The point of law established by Buchignani is that public officials may receive payment in excess of the constitutional salary maximum for services that have no affinity or connection with official duties. While the Court of Appeals did not set out a clear standard to determine when services have an affinity or connection with official duties, we are convinced that the actions of the clerk and sheriff under review here are no more closely intertwined with official duties than the actions of the jailer in Buchignani. We cannot apply a higher standard to the clerk and sheriff than the Court of Appeals applied to the jailer. Buchignani represents the most recent view of Kentucky's appellate courts, and the Attorney General will not adopt a view in conflict with that decision. Therefore we do not find the contracts in question to violate the constitutional salary limitation expressed in § 246.

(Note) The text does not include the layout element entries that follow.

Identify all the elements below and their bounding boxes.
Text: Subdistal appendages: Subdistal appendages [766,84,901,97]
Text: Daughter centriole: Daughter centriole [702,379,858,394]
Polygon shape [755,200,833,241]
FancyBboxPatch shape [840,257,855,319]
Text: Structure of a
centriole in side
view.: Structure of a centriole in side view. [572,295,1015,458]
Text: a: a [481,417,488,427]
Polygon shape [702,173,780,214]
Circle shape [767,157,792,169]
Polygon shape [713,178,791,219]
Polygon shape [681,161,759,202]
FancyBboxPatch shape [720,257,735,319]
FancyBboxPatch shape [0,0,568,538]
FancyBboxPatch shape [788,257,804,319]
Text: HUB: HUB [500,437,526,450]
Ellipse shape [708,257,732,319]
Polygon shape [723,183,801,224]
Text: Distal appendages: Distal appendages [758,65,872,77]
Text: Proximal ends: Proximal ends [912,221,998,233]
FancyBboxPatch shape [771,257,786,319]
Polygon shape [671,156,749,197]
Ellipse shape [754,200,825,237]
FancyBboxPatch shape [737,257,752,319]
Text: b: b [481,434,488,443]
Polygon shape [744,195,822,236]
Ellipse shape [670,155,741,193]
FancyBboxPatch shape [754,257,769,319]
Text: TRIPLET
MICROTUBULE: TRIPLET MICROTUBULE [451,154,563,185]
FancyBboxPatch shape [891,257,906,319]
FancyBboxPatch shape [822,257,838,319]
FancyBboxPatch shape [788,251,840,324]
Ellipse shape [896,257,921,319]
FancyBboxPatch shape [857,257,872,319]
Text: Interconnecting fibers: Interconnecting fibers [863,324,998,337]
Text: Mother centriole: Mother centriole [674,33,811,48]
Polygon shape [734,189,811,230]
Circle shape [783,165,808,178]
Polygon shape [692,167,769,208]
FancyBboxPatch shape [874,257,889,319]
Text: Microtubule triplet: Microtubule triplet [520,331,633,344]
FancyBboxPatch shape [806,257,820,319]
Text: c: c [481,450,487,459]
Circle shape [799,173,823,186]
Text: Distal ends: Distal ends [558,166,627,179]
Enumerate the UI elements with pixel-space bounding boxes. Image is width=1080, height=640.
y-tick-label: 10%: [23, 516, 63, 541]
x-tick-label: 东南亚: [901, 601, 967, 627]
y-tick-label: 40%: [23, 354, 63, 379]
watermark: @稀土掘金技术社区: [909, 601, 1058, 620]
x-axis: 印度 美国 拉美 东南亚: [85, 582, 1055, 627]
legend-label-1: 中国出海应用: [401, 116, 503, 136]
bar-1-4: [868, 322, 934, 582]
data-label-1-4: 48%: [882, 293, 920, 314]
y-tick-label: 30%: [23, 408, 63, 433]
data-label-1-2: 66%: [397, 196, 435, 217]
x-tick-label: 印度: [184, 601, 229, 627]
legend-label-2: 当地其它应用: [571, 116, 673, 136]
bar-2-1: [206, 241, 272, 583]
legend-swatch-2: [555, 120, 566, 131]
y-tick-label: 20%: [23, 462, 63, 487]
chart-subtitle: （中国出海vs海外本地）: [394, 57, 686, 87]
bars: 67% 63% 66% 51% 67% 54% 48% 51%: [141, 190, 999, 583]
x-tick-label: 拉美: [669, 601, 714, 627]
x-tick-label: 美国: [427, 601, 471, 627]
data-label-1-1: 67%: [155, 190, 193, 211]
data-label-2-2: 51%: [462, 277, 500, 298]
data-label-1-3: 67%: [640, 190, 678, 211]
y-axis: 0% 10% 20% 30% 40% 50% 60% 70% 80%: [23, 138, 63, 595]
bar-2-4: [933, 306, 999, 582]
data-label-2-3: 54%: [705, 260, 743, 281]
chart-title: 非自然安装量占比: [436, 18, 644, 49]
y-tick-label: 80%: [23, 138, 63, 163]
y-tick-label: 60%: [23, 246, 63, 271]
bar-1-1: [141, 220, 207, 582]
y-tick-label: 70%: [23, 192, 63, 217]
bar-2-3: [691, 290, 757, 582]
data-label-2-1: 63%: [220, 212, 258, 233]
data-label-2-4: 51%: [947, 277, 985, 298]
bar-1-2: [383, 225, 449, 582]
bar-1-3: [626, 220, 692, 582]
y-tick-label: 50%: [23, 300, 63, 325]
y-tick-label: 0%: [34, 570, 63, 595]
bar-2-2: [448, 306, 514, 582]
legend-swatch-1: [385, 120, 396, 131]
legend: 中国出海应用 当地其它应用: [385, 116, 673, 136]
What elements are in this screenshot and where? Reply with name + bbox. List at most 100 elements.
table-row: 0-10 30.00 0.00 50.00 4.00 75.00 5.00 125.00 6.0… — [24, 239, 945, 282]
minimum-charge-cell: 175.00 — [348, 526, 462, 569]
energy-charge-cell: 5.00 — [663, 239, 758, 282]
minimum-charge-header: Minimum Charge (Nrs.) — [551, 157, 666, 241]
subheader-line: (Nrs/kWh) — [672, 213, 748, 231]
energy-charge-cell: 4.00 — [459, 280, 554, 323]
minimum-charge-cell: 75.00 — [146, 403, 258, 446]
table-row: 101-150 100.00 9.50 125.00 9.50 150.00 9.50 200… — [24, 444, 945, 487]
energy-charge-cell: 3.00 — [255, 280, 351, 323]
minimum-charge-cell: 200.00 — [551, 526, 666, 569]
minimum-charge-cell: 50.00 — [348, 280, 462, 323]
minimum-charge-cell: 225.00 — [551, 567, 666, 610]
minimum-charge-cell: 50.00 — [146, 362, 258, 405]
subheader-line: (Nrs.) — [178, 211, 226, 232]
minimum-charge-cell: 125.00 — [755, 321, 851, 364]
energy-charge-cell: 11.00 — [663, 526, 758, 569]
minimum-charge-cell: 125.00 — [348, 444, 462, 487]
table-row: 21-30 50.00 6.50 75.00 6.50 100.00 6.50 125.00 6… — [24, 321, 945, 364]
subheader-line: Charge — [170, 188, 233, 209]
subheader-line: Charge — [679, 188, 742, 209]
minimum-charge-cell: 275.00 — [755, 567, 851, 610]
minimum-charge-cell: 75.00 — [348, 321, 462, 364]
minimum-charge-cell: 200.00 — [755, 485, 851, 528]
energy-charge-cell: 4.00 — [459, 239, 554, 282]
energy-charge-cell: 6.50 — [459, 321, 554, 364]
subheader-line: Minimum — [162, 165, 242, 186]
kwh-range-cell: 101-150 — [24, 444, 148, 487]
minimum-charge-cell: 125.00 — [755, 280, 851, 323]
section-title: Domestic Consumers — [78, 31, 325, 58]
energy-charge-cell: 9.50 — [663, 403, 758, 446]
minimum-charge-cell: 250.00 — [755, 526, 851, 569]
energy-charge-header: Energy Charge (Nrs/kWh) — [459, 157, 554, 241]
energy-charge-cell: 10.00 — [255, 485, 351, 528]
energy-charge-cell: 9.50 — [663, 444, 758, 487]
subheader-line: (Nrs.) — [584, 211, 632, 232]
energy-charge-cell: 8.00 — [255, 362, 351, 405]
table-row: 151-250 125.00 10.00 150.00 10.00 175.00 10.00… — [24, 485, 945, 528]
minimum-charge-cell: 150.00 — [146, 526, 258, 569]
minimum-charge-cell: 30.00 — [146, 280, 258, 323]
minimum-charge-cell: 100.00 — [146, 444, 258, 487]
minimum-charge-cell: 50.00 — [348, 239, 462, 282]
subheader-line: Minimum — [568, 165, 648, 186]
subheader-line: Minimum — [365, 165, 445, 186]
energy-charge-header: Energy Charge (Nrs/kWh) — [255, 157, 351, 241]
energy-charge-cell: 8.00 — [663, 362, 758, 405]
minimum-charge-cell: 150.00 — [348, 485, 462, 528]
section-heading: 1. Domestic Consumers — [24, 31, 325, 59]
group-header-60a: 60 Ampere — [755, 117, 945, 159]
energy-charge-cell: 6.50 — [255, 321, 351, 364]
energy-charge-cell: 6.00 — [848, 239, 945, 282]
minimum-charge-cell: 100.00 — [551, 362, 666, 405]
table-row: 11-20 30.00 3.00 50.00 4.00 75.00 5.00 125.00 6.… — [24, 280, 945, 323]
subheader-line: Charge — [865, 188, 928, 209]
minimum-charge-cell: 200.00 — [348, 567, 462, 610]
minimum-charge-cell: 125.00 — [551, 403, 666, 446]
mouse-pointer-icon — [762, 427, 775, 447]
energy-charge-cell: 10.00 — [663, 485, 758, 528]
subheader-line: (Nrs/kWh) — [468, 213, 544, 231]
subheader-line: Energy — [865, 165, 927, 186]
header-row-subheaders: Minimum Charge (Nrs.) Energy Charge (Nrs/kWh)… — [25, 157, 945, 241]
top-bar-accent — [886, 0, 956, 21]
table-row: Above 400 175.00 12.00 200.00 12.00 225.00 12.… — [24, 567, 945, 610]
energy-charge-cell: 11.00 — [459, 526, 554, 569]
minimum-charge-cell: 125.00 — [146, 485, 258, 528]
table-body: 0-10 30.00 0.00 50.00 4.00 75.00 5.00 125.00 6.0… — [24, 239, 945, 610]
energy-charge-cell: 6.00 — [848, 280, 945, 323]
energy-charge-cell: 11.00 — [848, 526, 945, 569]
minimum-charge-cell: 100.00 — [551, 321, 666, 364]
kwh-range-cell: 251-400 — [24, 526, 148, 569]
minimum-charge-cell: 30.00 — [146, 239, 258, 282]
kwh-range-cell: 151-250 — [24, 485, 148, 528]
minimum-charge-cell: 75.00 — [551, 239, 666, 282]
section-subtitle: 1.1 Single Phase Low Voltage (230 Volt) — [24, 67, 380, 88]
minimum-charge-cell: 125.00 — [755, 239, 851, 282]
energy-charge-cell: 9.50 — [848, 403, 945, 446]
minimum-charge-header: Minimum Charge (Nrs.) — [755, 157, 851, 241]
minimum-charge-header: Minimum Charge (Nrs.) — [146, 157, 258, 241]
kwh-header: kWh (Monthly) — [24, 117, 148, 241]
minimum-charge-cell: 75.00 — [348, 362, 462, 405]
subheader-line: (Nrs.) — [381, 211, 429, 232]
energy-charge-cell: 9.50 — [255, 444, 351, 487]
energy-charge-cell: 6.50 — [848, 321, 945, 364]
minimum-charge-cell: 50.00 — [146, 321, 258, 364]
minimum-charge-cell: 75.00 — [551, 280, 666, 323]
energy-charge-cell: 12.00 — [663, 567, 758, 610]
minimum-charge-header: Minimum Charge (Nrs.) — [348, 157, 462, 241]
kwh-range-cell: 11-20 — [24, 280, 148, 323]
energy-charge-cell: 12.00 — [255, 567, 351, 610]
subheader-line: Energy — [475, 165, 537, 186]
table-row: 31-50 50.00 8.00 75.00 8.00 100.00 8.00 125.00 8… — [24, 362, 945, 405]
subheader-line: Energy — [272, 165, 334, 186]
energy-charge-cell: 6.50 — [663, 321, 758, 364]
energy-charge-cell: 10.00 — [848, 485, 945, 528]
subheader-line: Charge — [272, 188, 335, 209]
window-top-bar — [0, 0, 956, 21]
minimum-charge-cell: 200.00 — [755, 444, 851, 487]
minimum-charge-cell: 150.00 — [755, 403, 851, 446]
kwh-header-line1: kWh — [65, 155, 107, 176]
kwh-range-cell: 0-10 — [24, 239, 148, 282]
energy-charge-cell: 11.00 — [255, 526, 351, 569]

This is not to say that a public officer can use the resources of his office however he chooses. Any compensation for work that falls outside the § 246 limitation on salaries must be in reasonable exchange for services provided. For example, for collecting child support county attorneys receive compensation and reimbursement under contract from the Cabinet for Human Resources. The contracts allow the county attorneys to be personallly paid reasonable sums for administering the program as well as payment of an hourly rate for actual collection work. They also receive reimbursement for direct collection expenses. There is no question that such contracts are valid. In contrast, if an officer signs a contract with a governmental agency under which the officer receives compensation unrelated to his actual performance of services, the contract would violate § 173 of the Constitution of Kentucky, which prohibits "the receiving, directly or indirectly, by any officer of the Commonwealth, or of any county, city, or town, or member or officer of the General Assembly, of any interest, profit or perquisites arising from the use or loan of public funds in his hands." Section 173 prohibits an officer from receiving personal compensation for non-official work performed by his staff. Therefore, contracts such as those presented to us are valid only if 1) the services are personally performed by the officer who receives compensation; 2) the compensation is reasonable in amount; and 3) the officer is not required by law to perform the services.
3. Conclusion
Because it is not clear to us whether the clerk and sheriff are being paid for personally performing the services for which they are compensated, and if so whether the amount paid is reasonable, we provide no opinion on those particular questions. They are issues of fact, not of law. If the contracts are analogous to county attorneys' contracts for child support, they are valid. It is our understanding that both contracts were beneficial to the government; the AVIS information increased the government's tax collections, and the sheriff performed his services at less cost than the government formerly incurred using its own urban-county police officers. While we commend such efforts at cost saving, we emphasize that in order for the contracts to be valid the actual compensation must be for services personally performed by the officers rather than their staffs, the compensation must be reasonable in amount, and the services must not be part of official duties required by law.